DUNCANNON, Pa. (WHTM) - Nineteen-year-old Glen Campbell could have gone to college. He graduated from high school with a B average, but with the skills he learned at Cumberland Perry Area Vocational Technical School, he went right to work at Rohrer Bus.
"Successful, that's what I wanted," Campbell said. "I didn't want to go to college and have to worry about debt afterward."
He likes the variety that comes with his job. On the day we visited, he was fixing a school bus engine.
"Glen is one of those take-charge individuals," Rohrer vice president Ed Allandar said. "He'll do well in this life. He's just a step up and take charge and ask questions later kind of person."
Allandar is a big advocate of vo-tech education. He's a graduate himself.
"Honestly, the sky's the limit if you want to work in this trade," he said. "You can go to six figures easily."
That is a possibility for 17-year old Nate Sprigg, a student at Cumberland Perry Vo-Tech. He's learning how to fix a natural gas furnace but plans to be a plumber.
"If you enjoy it then you really don't feel like you're working," Sprigg said.
Both Nate and Glenn like math and science, and they like the theory of how things work.
These jobs are in big demand because there's something called the workforce gap. Many older workers are retiring and there aren't enough younger workers to replace them.

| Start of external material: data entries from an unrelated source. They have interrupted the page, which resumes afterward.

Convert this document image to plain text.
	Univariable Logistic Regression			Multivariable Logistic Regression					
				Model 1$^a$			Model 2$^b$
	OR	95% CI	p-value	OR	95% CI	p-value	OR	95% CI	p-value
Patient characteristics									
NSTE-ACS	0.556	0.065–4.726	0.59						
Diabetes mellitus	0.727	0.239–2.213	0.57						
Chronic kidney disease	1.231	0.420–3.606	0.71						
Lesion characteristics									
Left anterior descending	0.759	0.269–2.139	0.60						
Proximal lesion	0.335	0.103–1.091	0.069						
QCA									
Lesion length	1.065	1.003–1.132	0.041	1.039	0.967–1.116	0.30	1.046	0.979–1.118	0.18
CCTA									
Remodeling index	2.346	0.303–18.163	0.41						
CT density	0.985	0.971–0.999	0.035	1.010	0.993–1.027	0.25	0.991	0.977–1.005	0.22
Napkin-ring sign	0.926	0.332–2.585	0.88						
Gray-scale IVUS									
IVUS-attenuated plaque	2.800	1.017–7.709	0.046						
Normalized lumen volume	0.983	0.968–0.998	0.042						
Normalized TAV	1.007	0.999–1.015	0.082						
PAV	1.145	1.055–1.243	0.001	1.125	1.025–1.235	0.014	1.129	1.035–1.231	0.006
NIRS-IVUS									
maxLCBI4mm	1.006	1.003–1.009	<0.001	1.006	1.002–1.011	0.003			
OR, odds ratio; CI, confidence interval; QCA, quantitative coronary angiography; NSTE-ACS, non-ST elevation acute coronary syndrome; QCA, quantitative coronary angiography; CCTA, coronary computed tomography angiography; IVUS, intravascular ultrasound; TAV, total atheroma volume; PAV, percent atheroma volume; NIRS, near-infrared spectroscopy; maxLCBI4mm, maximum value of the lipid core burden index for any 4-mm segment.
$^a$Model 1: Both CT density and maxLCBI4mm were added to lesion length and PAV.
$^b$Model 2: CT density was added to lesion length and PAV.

That's why Nate already has a job.
"If you don't have a job when you walk out of that school, it's your own fault," Allandar said.
We acknowledge that many jobs will not be open to you if you don't have a college degree, but keep in mind that the average starting salary for jobs like Glenn's and what Nate will do is $50,000.
Vo-tech schools offer all kinds of classes. There's also criminal justice, early childhood education, and nursing.
According to the nonprofit Institute for College Access and Success, 68 percent of Pennsylvania's college graduates begin their work lives with debt, and the average debt for Pennsylvania college students is $36,000.